Interspecies spin-noise correlations in hot atomic vapors
K. Mouloudakis, F. Vouzinas, A. Margaritakis, A. Koutsimpela, G. Mouloudakis, V. Koutrouli, Michalis Skotiniotis, G. P. Tsironis, Michail Loulakis, Morgan W. Mitchell, Georgios Vasilakis, I. K. Kominis
Abstract
We report an experimental and theoretical study of spin-noise correlations in a $^{87}\mathrm{Rb}\text{\ensuremath{-}}^{133}\mathrm{Cs}$ unpolarized alkali-metal vapor dominated by spin-exchange collisions. We observe strong unequal-time interspecies correlations and account for these with a first-principles theoretical model.
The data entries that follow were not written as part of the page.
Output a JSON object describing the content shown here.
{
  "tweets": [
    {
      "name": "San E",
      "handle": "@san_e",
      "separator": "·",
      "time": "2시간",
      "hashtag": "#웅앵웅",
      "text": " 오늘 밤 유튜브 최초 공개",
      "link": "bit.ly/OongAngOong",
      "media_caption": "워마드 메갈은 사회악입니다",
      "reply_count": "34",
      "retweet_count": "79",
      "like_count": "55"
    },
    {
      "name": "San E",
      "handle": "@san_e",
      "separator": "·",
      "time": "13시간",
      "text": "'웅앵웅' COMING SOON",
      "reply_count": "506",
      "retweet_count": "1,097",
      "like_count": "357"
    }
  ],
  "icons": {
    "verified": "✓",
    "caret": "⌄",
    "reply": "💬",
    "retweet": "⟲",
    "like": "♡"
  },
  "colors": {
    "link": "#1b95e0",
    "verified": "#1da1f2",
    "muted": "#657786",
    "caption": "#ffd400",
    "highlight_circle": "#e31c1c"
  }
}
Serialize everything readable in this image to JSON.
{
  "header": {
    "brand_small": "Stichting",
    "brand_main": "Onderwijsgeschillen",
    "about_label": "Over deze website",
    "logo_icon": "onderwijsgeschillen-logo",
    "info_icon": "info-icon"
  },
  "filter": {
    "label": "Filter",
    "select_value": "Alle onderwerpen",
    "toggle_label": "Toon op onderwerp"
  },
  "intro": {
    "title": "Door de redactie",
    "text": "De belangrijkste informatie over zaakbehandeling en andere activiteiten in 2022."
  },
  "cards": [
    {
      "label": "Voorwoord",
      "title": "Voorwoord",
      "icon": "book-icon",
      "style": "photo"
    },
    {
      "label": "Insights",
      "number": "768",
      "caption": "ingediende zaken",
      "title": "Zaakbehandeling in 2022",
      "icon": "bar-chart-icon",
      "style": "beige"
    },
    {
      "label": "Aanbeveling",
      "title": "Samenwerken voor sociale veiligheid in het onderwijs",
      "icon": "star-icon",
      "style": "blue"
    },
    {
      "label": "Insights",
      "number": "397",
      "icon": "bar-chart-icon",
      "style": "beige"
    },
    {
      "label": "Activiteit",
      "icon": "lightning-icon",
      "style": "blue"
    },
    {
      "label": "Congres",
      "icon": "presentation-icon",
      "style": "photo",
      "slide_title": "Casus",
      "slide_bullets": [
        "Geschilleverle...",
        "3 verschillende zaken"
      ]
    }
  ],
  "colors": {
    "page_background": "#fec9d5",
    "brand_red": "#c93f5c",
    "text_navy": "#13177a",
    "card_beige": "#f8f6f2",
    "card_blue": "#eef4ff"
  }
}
Since the two atomic species have different spin precession frequencies, the dual-species vapor enables the use of an additional experimental handle, the applied magnetic field, for untangling various subtypes of spin correlations. In particular, the measured cross-correlation and autocorrelation spectra shed light on a number of spin-dynamic effects involving intra-atom, interatom, intraspecies, and interspecies correlations. Cross-correlation coefficients exceeding $60%$ have been observed at low magnetic fields, where the two spin species couple strongly via spin-exchange collisions. The understanding of such spontaneously generated correlations can motivate the design of quantum-enhanced measurements with single or multispecies spin-polarized alkali-metal vapors used in quantum sensing applications.